‘Sikh community is invisible to policy makers’, says Preet Kaur Gill MP
The Labour MP for Birmingham Edgbaston said that the ONS decision not to include Sikhs as a legally protected ethnicity has relegated them to a religious tick box in the 2021 census.
Preet Kaur Gill MP
British Sikh MP Preet Kaur Gill has said that the ONS decision not to include Sikhs as a legally protected ethnicity has relegated them to a religious tick box in the 2021 census, a statement said.
She added that the implications of the omission of the Sikh community as an ethnicity are serious.
“Sikhs face significant disadvantage in multiple areas of life, including education attainment, employment and health outcomes,” the lawmaker, who is also the chair of All-Party Parliamentary Groups for British Sikhs, said.
In a letter to Ian Diamond, the UK’s National Statistician, the MP pointed out that most public bodies collect data in line with the Census ethnicity question and not the religion question, therefore do not collect data on Sikhs.
According to her, without the basic information of knowing how many Sikhs live in this country, the community is invisible to policymakers when it comes to tackling disadvantages.

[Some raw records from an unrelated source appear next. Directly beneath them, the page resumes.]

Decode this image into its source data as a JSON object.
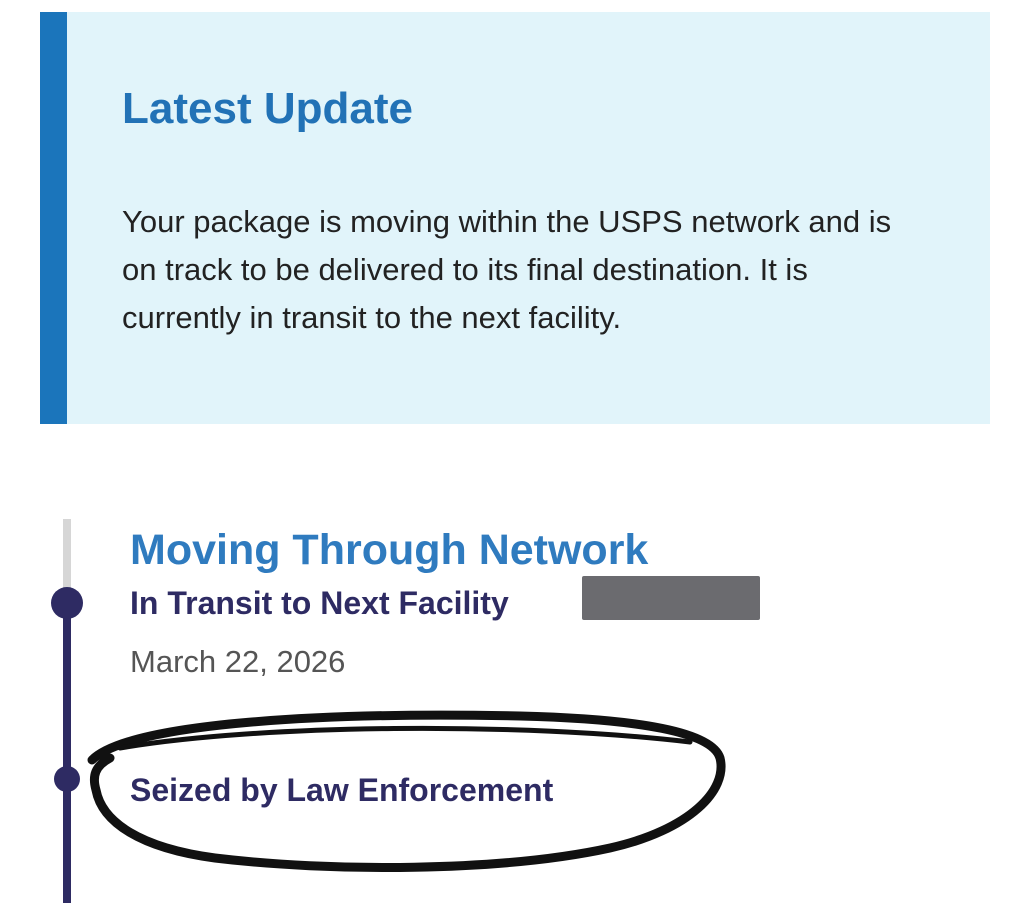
{
  "latest_update": {
    "title": "Latest Update",
    "body": "Your package is moving within the USPS network and is on track to be delivered to its final destination. It is currently in transit to the next facility."
  },
  "timeline": {
    "events": [
      {
        "title": "Moving Through Network",
        "status": "In Transit to Next Facility",
        "date": "March 22, 2026"
      },
      {
        "status": "Seized by Law Enforcement"
      }
    ]
  },
  "colors": {
    "card_background": "#e1f4fa",
    "accent_blue": "#1b75bb",
    "title_blue": "#2f7bbf",
    "navy": "#2e2b63",
    "redaction_gray": "#6b6b6f",
    "marker_black": "#111111"
  }
}
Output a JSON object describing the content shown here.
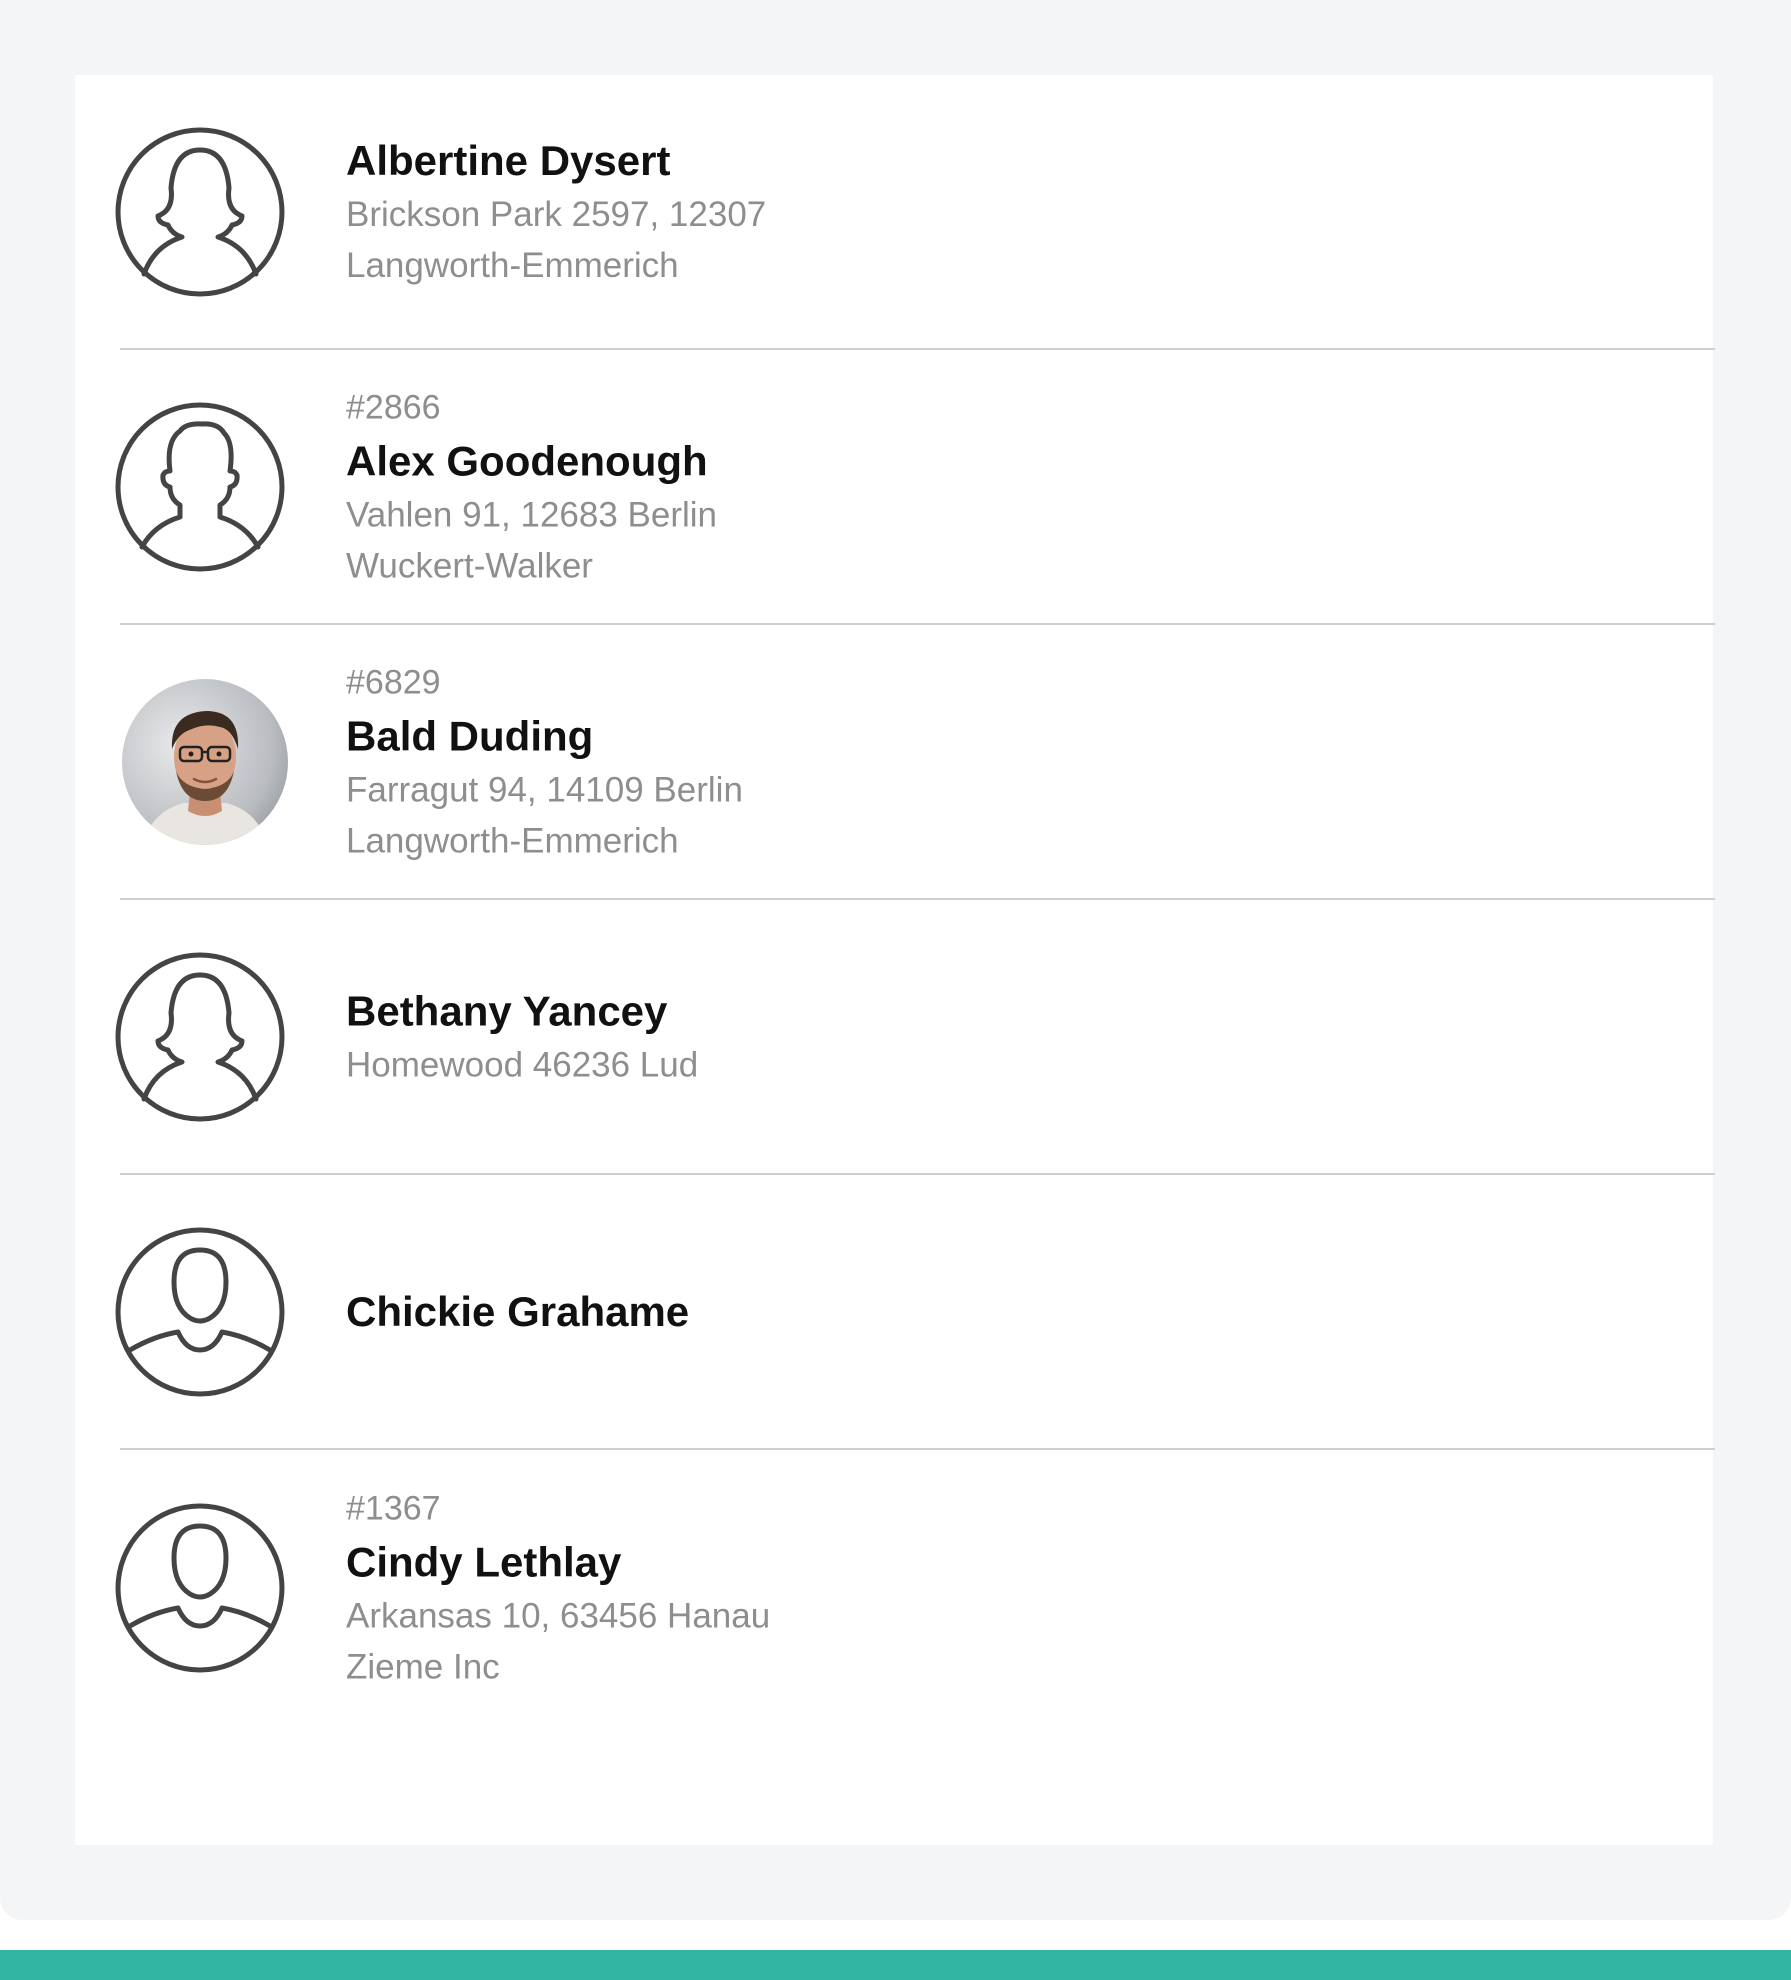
{
  "contacts": [
    {
      "number": "",
      "name": "Albertine Dysert",
      "address": "Brickson Park 2597, 12307",
      "company": "Langworth-Emmerich",
      "avatar": "female-user-icon"
    },
    {
      "number": "#2866",
      "name": "Alex Goodenough",
      "address": "Vahlen 91, 12683 Berlin",
      "company": "Wuckert-Walker",
      "avatar": "male-user-icon"
    },
    {
      "number": "#6829",
      "name": "Bald Duding",
      "address": "Farragut 94, 14109 Berlin",
      "company": "Langworth-Emmerich",
      "avatar": "profile-photo"
    },
    {
      "number": "",
      "name": "Bethany Yancey",
      "address": "Homewood 46236 Lud",
      "company": "",
      "avatar": "female-user-icon"
    },
    {
      "number": "",
      "name": "Chickie Grahame",
      "address": "",
      "company": "",
      "avatar": "user-icon"
    },
    {
      "number": "#1367",
      "name": "Cindy Lethlay",
      "address": "Arkansas 10, 63456 Hanau",
      "company": "Zieme Inc",
      "avatar": "user-icon"
    }
  ],
  "colors": {
    "accent": "#33b6a1",
    "background": "#f4f5f7",
    "card": "#ffffff",
    "divider": "#cfcfd2",
    "name_text": "#111111",
    "secondary_text": "#8e8e91",
    "icon_stroke": "#444444"
  }
}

“It is ridiculous that following the 2021 census we find ourselves in a position where we still don’t know the basic information of how many Sikhs live in this country. These huge gaps in data have severe consequences for my community. The ONS were warned that the absence of a Sikh ethnicity tick box would make Sikhs invisible to policymakers,” she said.
“The optional religious tick box is not acceptable and the ONS must stop hiding behind it. Sikh ethnicity is established in case law and as such, public bodies have a duty when it comes to offering suitable provision. Without this crucial information, the ONS is setting these public organisations up to fail in their duty.”
The government’s Race Disparity Audit looked at 180 data sets across government and found no data on Sikhs. This is why the community-led campaign to see Sikh designated as an ethnicity is so vital, she added.
Conservative MP Eddie Hughes has also extended support to the campaign.
Hughes, MP for Walsall North said, “I know this is an important issue for many of my constituents. I am fully supportive of the campaign to see Britain’s Sikh community recognised as a separate ethnic group. Policymakers must have access to this crucial, yet basic information regarding the number of Sikh people and their locations so that current disadvantages can be addressed.”